The Greenpeace environmental campaigner Paul Horsman, who initiated the spectacular protests against the Brent Spar, was unsatisfied with this answer. ''Dumping at sea is dumping at sea whatever the water depth. The contamination is still released to harm life.''
Greenpeace suffered a setback yesterday when two pilots of a helicopter it had chartered in Germany were held by police after landing at Prestwick Airport near Glasgow to refuel. It is understood their aircraft was used in last Friday's daring raid, when two activists were dropped on to the Brent Spar from the air. The two Germans had been flying their helicopter from Stornoway on the Isle of Lewis.
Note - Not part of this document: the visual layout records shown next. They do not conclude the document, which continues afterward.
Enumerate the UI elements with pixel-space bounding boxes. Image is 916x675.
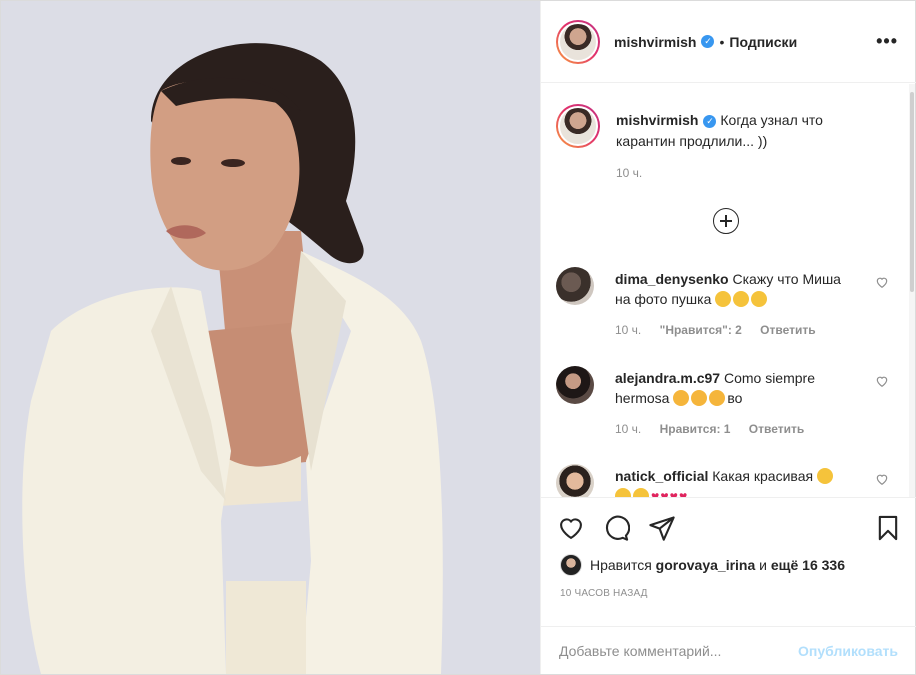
commenter-avatar[interactable] — [556, 464, 594, 497]
comment-likes[interactable]: "Нравится": 2 — [660, 323, 742, 337]
add-comment-bar: Опубликовать — [541, 626, 916, 674]
likes-summary: Нравится gorovaya_irina и ещё 16 336 — [560, 554, 845, 576]
more-options-icon[interactable]: ••• — [876, 32, 898, 50]
commenter-username[interactable]: natick_official — [615, 468, 708, 484]
heart-eyes-emoji-icon — [615, 488, 631, 497]
red-heart-icon: ♥ — [678, 488, 688, 497]
comment-input[interactable] — [559, 642, 799, 659]
comment-time[interactable]: 10 ч. — [615, 422, 641, 436]
commenter-avatar[interactable] — [556, 366, 594, 404]
comment-like-heart-icon[interactable] — [875, 374, 889, 388]
comment-like-heart-icon[interactable] — [875, 472, 889, 486]
posted-time[interactable]: 10 часов назад — [560, 588, 648, 599]
likes-conjunction: и — [759, 557, 767, 573]
post-side-panel: mishvirmish ✓ • Подписки ••• mishvirmish… — [540, 1, 916, 674]
reply-button[interactable]: Ответить — [749, 422, 804, 436]
comments-list[interactable]: mishvirmish ✓ Когда узнал что карантин пр… — [541, 84, 916, 497]
kissing-emoji-icon — [691, 390, 708, 406]
portrait-illustration — [1, 1, 540, 674]
kissing-emoji-icon — [673, 390, 690, 406]
verified-badge-icon: ✓ — [703, 114, 717, 128]
comment-text: alejandra.m.c97 Como siempre hermosa во — [615, 368, 845, 408]
caption-username[interactable]: mishvirmish — [616, 112, 698, 128]
red-heart-icon: ♥ — [651, 488, 660, 497]
scrollbar-thumb[interactable] — [910, 92, 914, 292]
publish-button[interactable]: Опубликовать — [798, 643, 898, 659]
heart-eyes-emoji-icon — [633, 488, 649, 497]
caption-avatar[interactable] — [556, 104, 600, 148]
author-username[interactable]: mishvirmish — [614, 34, 696, 50]
comment-likes[interactable]: Нравится: 1 — [660, 422, 731, 436]
reply-button[interactable]: Ответить — [760, 323, 815, 337]
comment-text: dima_denysenko Скажу что Миша на фото пу… — [615, 269, 845, 309]
caption-time[interactable]: 10 ч. — [616, 166, 642, 180]
neutral-emoji-icon — [751, 291, 768, 307]
post-photo[interactable] — [1, 1, 540, 674]
save-bookmark-icon[interactable] — [874, 514, 902, 542]
comment-time[interactable]: 10 ч. — [615, 323, 641, 337]
red-heart-icon: ♥ — [660, 488, 669, 497]
comment-like-heart-icon[interactable] — [875, 275, 889, 289]
likes-prefix: Нравится — [590, 557, 652, 573]
commenter-username[interactable]: alejandra.m.c97 — [615, 370, 720, 386]
follow-state-button[interactable]: Подписки — [729, 34, 797, 50]
caption-text: mishvirmish ✓ Когда узнал что карантин пр… — [616, 110, 876, 152]
liker-avatar[interactable] — [560, 554, 582, 576]
comment-body: Какая красивая — [712, 468, 814, 484]
comment-body-suffix: во — [727, 390, 743, 406]
instagram-post: mishvirmish ✓ • Подписки ••• mishvirmish… — [0, 0, 916, 675]
kissing-emoji-icon — [709, 390, 726, 406]
comment-text: natick_official Какая красивая ♥♥♥♥ — [615, 466, 845, 497]
separator-dot: • — [719, 33, 725, 50]
verified-badge-icon: ✓ — [701, 35, 715, 48]
winking-emoji-icon — [733, 291, 750, 307]
load-more-comments-icon[interactable] — [713, 208, 739, 234]
comment-meta: 10 ч. Нравится: 1 Ответить — [615, 422, 819, 436]
comments-scrollbar[interactable] — [909, 84, 915, 497]
heart-eyes-emoji-icon — [816, 468, 833, 484]
likes-count-button[interactable]: ещё 16 336 — [771, 557, 845, 573]
commenter-avatar[interactable] — [556, 267, 594, 305]
author-avatar[interactable] — [556, 19, 600, 64]
liker-username[interactable]: gorovaya_irina — [656, 557, 756, 573]
comment-bubble-icon[interactable] — [602, 514, 630, 542]
laughing-emoji-icon — [715, 291, 732, 307]
post-header: mishvirmish ✓ • Подписки ••• — [541, 1, 916, 83]
like-heart-icon[interactable] — [557, 514, 585, 542]
share-paper-plane-icon[interactable] — [648, 514, 676, 542]
commenter-username[interactable]: dima_denysenko — [615, 271, 729, 287]
red-heart-icon: ♥ — [669, 488, 678, 497]
comment-meta: 10 ч. "Нравится": 2 Ответить — [615, 323, 831, 337]
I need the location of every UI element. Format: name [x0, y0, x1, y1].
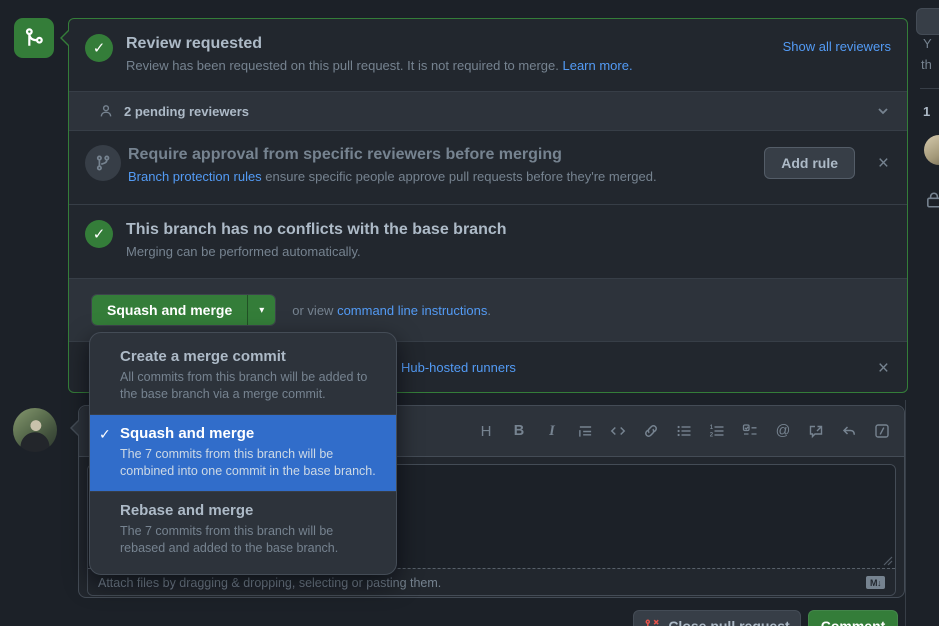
- review-requested-description: Review has been requested on this pull r…: [126, 58, 633, 73]
- lock-icon: [925, 191, 939, 209]
- hosted-runners-link[interactable]: Hub-hosted runners: [401, 360, 516, 375]
- pull-request-merge-page: ✓ Review requested Review has been reque…: [0, 0, 939, 626]
- slash-shortcut-icon[interactable]: [874, 423, 890, 439]
- timeline-merge-badge: [14, 18, 54, 58]
- branch-protection-section: Require approval from specific reviewers…: [69, 131, 907, 204]
- bold-icon[interactable]: B: [511, 423, 527, 439]
- link-icon[interactable]: [643, 423, 659, 439]
- svg-text:1: 1: [710, 425, 714, 431]
- cross-reference-icon[interactable]: [808, 423, 824, 439]
- comment-button[interactable]: Comment: [808, 610, 898, 626]
- reply-icon[interactable]: [841, 423, 857, 439]
- svg-text:2: 2: [710, 433, 714, 439]
- cli-hint: or view command line instructions.: [292, 303, 491, 318]
- git-merge-icon: [23, 27, 45, 49]
- quote-icon[interactable]: [577, 423, 593, 439]
- unordered-list-icon[interactable]: [676, 423, 692, 439]
- branch-protection-description: Branch protection rules ensure specific …: [128, 169, 657, 184]
- dismiss-protection-icon[interactable]: ×: [878, 154, 889, 173]
- mention-icon[interactable]: @: [775, 423, 791, 439]
- merge-method-menu: Create a merge commit All commits from t…: [89, 332, 397, 575]
- close-pull-request-button[interactable]: Close pull request: [633, 610, 801, 626]
- show-all-reviewers-link[interactable]: Show all reviewers: [783, 39, 891, 54]
- review-requested-section: ✓ Review requested Review has been reque…: [69, 19, 907, 91]
- right-rail-text-fragment: Y: [923, 36, 932, 51]
- merge-options-caret-button[interactable]: ▾: [247, 295, 275, 325]
- merge-status-section: ✓ This branch has no conflicts with the …: [69, 204, 907, 278]
- add-rule-button[interactable]: Add rule: [764, 147, 855, 179]
- code-icon[interactable]: [610, 423, 626, 439]
- closed-pull-request-icon: [644, 618, 660, 626]
- pending-reviewers-label: 2 pending reviewers: [124, 104, 249, 119]
- heading-icon[interactable]: H: [478, 423, 494, 439]
- task-list-icon[interactable]: [742, 423, 758, 439]
- pending-reviewers-row[interactable]: 2 pending reviewers: [69, 91, 907, 131]
- dropdown-caret-icon: ▾: [259, 305, 264, 316]
- right-rail-text-fragment: th: [921, 57, 932, 72]
- right-rail-count-fragment: 1: [923, 104, 930, 119]
- menu-item-create-merge-commit[interactable]: Create a merge commit All commits from t…: [90, 338, 396, 414]
- selected-check-icon: ✓: [99, 426, 111, 443]
- right-rail-divider: [920, 88, 939, 89]
- check-circle-icon: ✓: [85, 34, 113, 62]
- check-circle-icon: ✓: [85, 220, 113, 248]
- ordered-list-icon[interactable]: 12: [709, 423, 725, 439]
- git-branch-icon: [85, 145, 121, 181]
- dismiss-banner-icon[interactable]: ×: [878, 359, 889, 378]
- branch-protection-title: Require approval from specific reviewers…: [128, 145, 657, 165]
- person-icon: [98, 103, 114, 119]
- merge-status-title: This branch has no conflicts with the ba…: [126, 220, 507, 240]
- command-line-instructions-link[interactable]: command line instructions: [337, 303, 487, 318]
- menu-item-squash-and-merge[interactable]: ✓ Squash and merge The 7 commits from th…: [90, 414, 396, 491]
- chevron-down-icon[interactable]: [875, 103, 891, 119]
- right-rail-avatar: [924, 135, 939, 165]
- composer-caret-fill: [72, 420, 80, 436]
- right-rail-button-fragment[interactable]: [916, 8, 939, 35]
- review-requested-title: Review requested: [126, 34, 633, 54]
- column-divider: [905, 400, 906, 626]
- menu-item-rebase-and-merge[interactable]: Rebase and merge The 7 commits from this…: [90, 491, 396, 568]
- learn-more-link[interactable]: Learn more.: [562, 58, 632, 73]
- resize-gripper[interactable]: [883, 556, 893, 566]
- merge-status-description: Merging can be performed automatically.: [126, 244, 507, 259]
- squash-and-merge-button[interactable]: Squash and merge: [92, 295, 247, 325]
- markdown-icon: M↓: [866, 576, 885, 589]
- branch-protection-rules-link[interactable]: Branch protection rules: [128, 169, 262, 184]
- attach-files-hint: Attach files by dragging & dropping, sel…: [98, 576, 441, 590]
- italic-icon[interactable]: I: [544, 423, 560, 439]
- avatar: [13, 408, 57, 452]
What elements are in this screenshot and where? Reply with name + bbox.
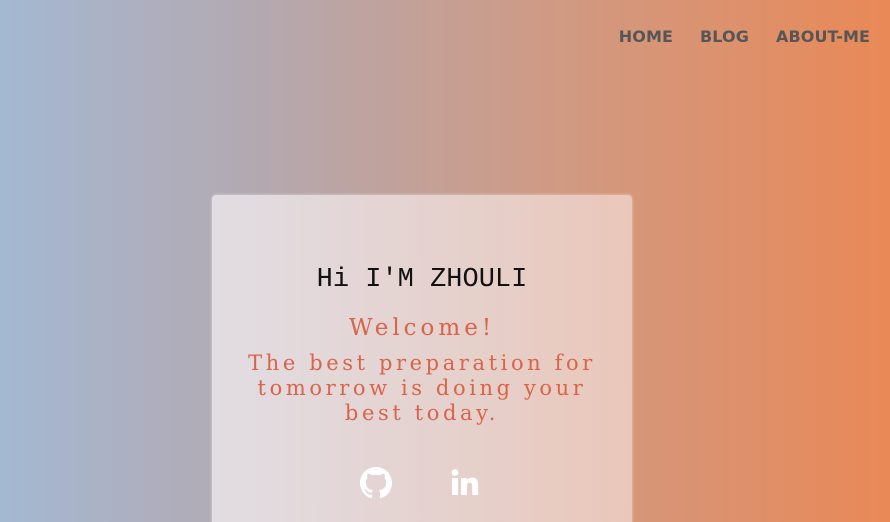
card-title: Hi I'M ZHOULI: [316, 265, 528, 295]
intro-card: Hi I'M ZHOULI Welcome! The best preparat…: [212, 195, 632, 522]
github-icon[interactable]: [360, 467, 392, 499]
top-nav: HOME BLOG ABOUT-ME: [619, 27, 870, 46]
welcome-text: Welcome!: [348, 315, 496, 341]
nav-home-link[interactable]: HOME: [619, 27, 673, 46]
linkedin-icon[interactable]: [450, 467, 482, 499]
nav-blog-link[interactable]: BLOG: [700, 27, 749, 46]
nav-about-me-link[interactable]: ABOUT-ME: [776, 27, 870, 46]
quote-text: The best preparation for tomorrow is doi…: [248, 351, 596, 425]
social-links: [360, 467, 482, 499]
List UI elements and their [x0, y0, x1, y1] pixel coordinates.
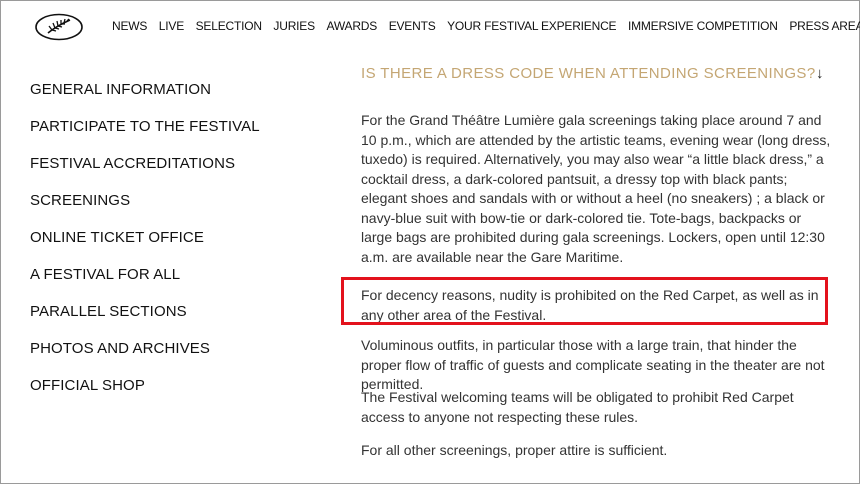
nav-your-festival-experience[interactable]: YOUR FESTIVAL EXPERIENCE [447, 19, 616, 33]
nav-awards[interactable]: AWARDS [327, 19, 378, 33]
sidebar-item-accreditations[interactable]: FESTIVAL ACCREDITATIONS [30, 154, 260, 191]
nav-selection[interactable]: SELECTION [196, 19, 262, 33]
faq-paragraph-voluminous-outfits: Voluminous outfits, in particular those … [361, 337, 825, 392]
sidebar-item-participate[interactable]: PARTICIPATE TO THE FESTIVAL [30, 117, 260, 154]
sidebar-item-parallel-sections[interactable]: PARALLEL SECTIONS [30, 302, 260, 339]
nav-immersive-competition[interactable]: IMMERSIVE COMPETITION [628, 19, 778, 33]
highlight-box [341, 277, 828, 325]
nav-press-area[interactable]: PRESS AREA [789, 19, 860, 33]
faq-paragraph-evening-wear: For the Grand Théâtre Lumière gala scree… [361, 112, 831, 265]
faq-panel: IS THERE A DRESS CODE WHEN ATTENDING SCR… [361, 64, 831, 458]
faq-paragraph-other-screenings: For all other screenings, proper attire … [361, 442, 668, 458]
palm-logo-icon[interactable] [34, 13, 84, 41]
arrow-down-icon[interactable]: ↓ [816, 64, 824, 84]
nav-juries[interactable]: JURIES [273, 19, 315, 33]
top-navigation: NEWS LIVE SELECTION JURIES AWARDS EVENTS… [0, 0, 860, 52]
main-nav: NEWS LIVE SELECTION JURIES AWARDS EVENTS… [112, 19, 860, 33]
sidebar: GENERAL INFORMATION PARTICIPATE TO THE F… [30, 80, 260, 413]
nav-news[interactable]: NEWS [112, 19, 147, 33]
sidebar-item-official-shop[interactable]: OFFICIAL SHOP [30, 376, 260, 413]
sidebar-item-festival-for-all[interactable]: A FESTIVAL FOR ALL [30, 265, 260, 302]
sidebar-item-general-information[interactable]: GENERAL INFORMATION [30, 80, 260, 117]
faq-question[interactable]: IS THERE A DRESS CODE WHEN ATTENDING SCR… [361, 64, 831, 84]
nav-live[interactable]: LIVE [159, 19, 184, 33]
nav-events[interactable]: EVENTS [389, 19, 436, 33]
sidebar-item-screenings[interactable]: SCREENINGS [30, 191, 260, 228]
sidebar-item-online-ticket-office[interactable]: ONLINE TICKET OFFICE [30, 228, 260, 265]
sidebar-item-photos-archives[interactable]: PHOTOS AND ARCHIVES [30, 339, 260, 376]
faq-paragraph-welcoming-teams: The Festival welcoming teams will be obl… [361, 389, 794, 425]
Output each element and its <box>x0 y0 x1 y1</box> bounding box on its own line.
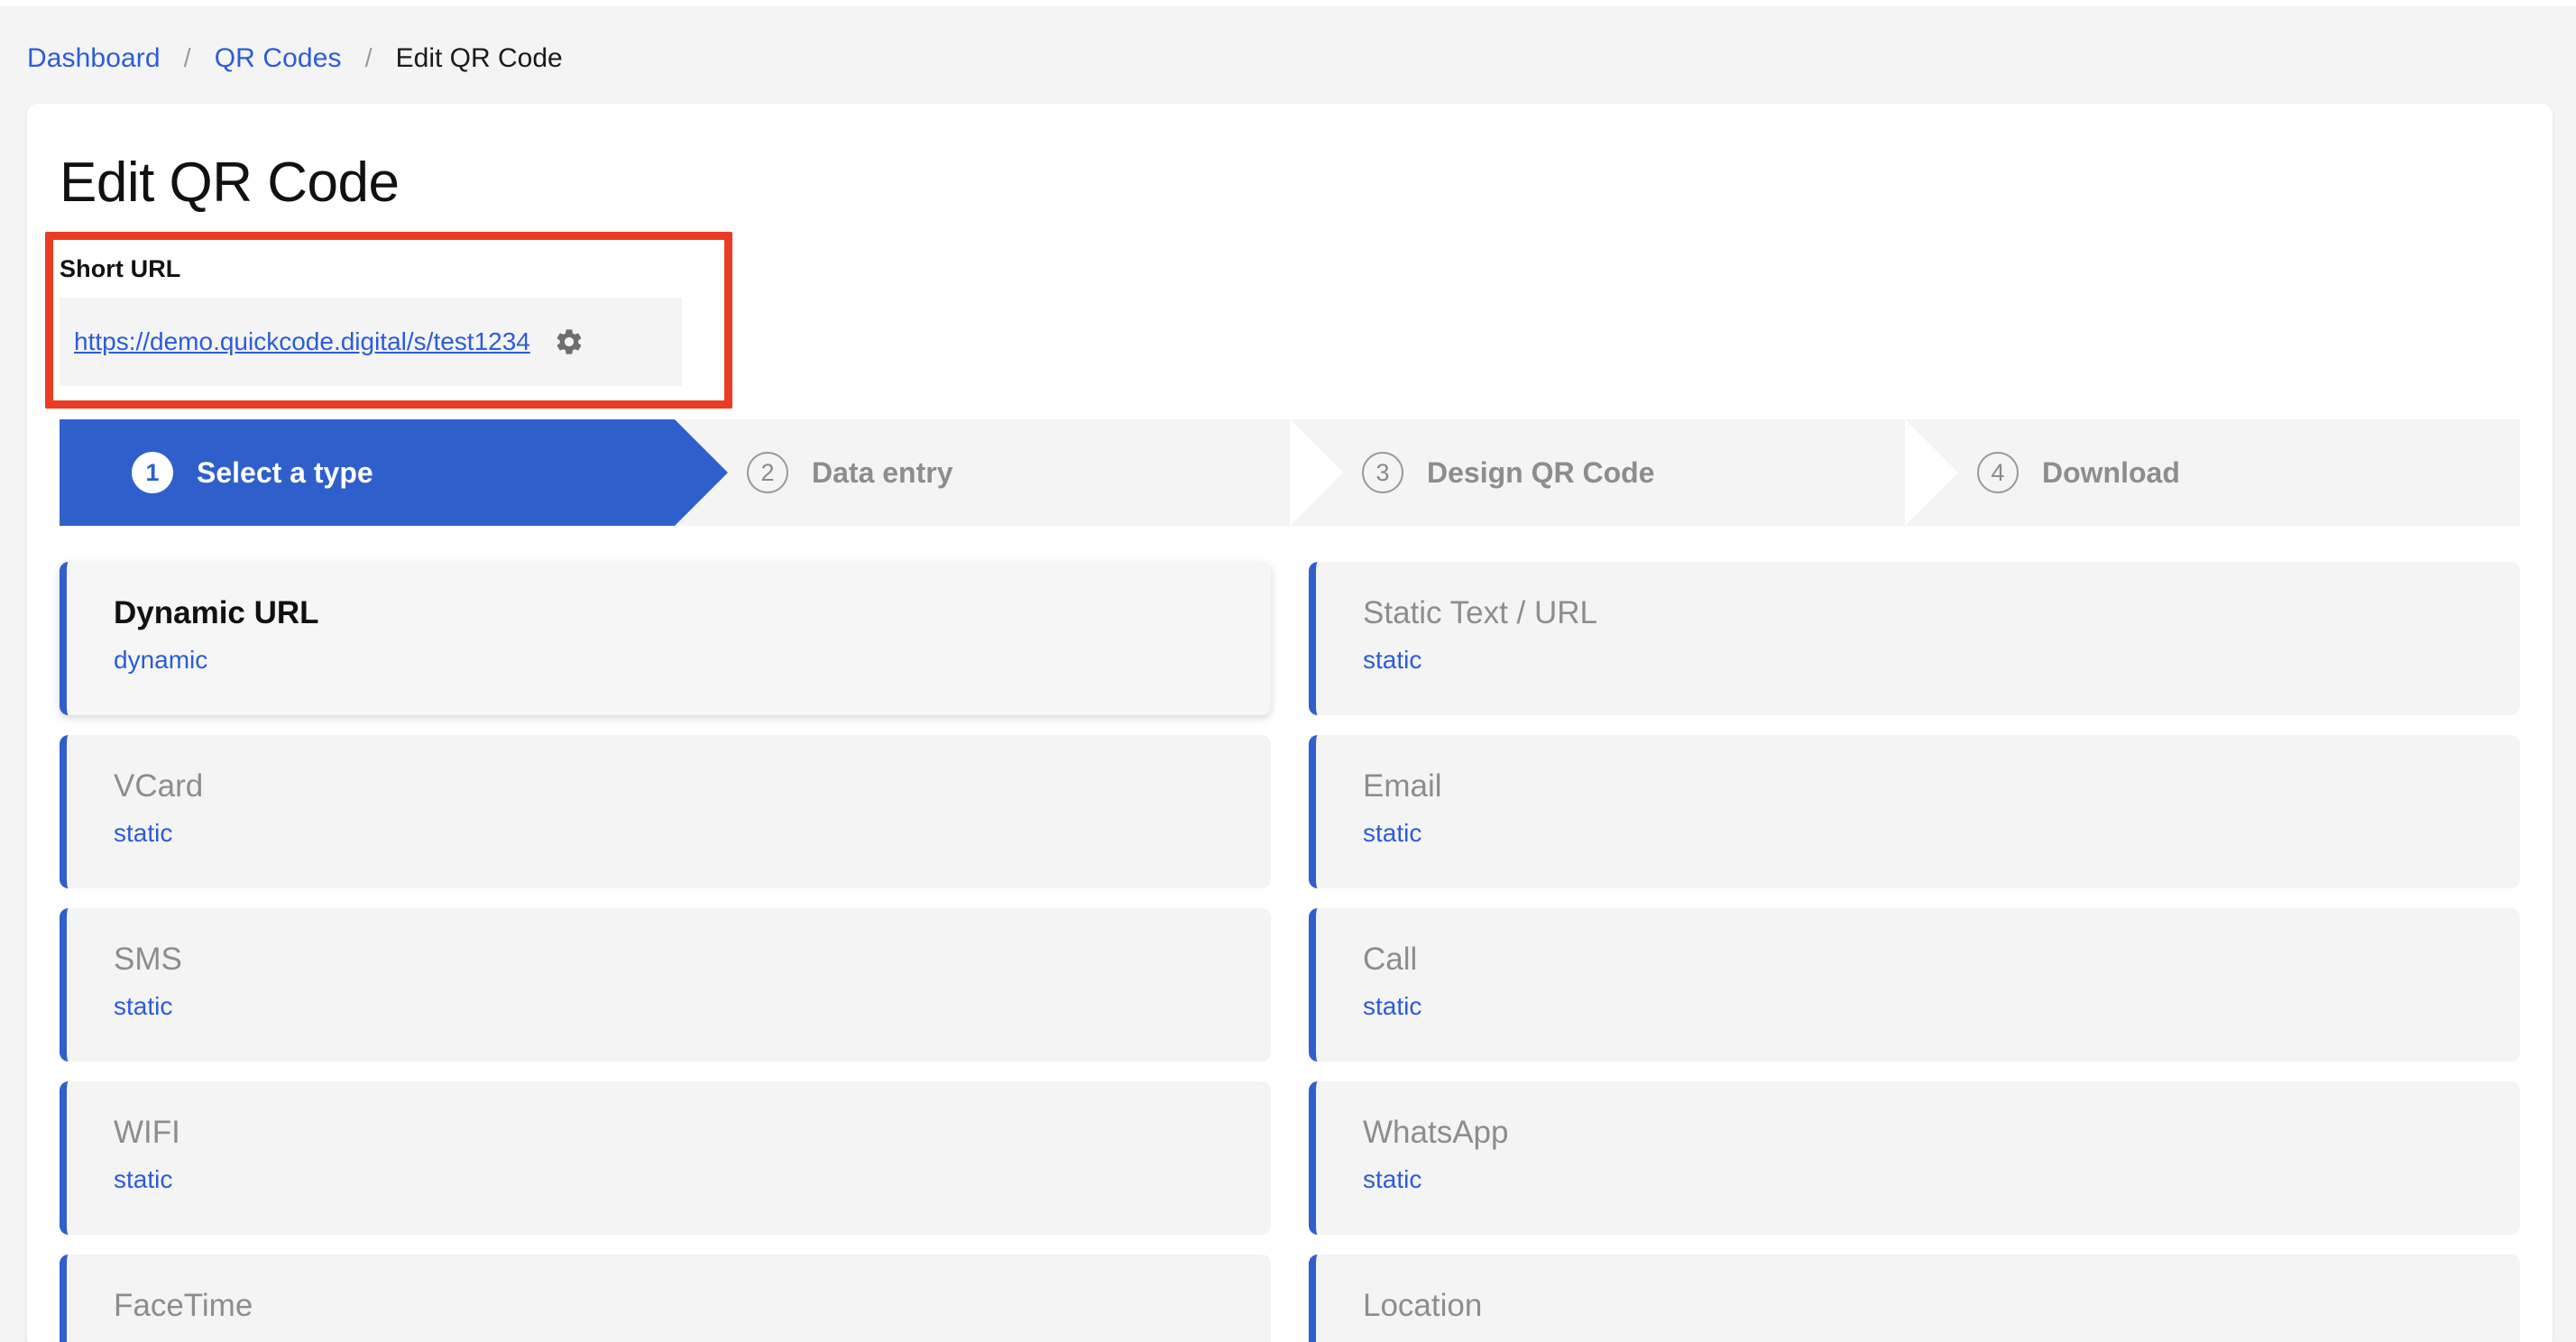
qr-type-card-email[interactable]: Email static <box>1309 735 2520 888</box>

The Civil Aviation Authority launched an inquiry over allegations that the helicopter had breached the Air Navigation Order by failing to display registration markings.
The aircraft had been attached to the Greenpeace ship Altair, which has a helideck, and has been shadowing the Spar as it heads towards its Atlantic grave. Last night another Greenpeace ship, the MV Solo, was heading towards the Brent Spar with a helicopter on board.
Shell security staff are expected to attempt to board the Brent Spar to remove the two environmentalists - a Briton and a German. If they succeed, they can then use radio signals to detonate the two explosive charges believed to have already been placed on the structure. These will puncture buoyancy tanks, sending the Spar to the seabed more than a mile below.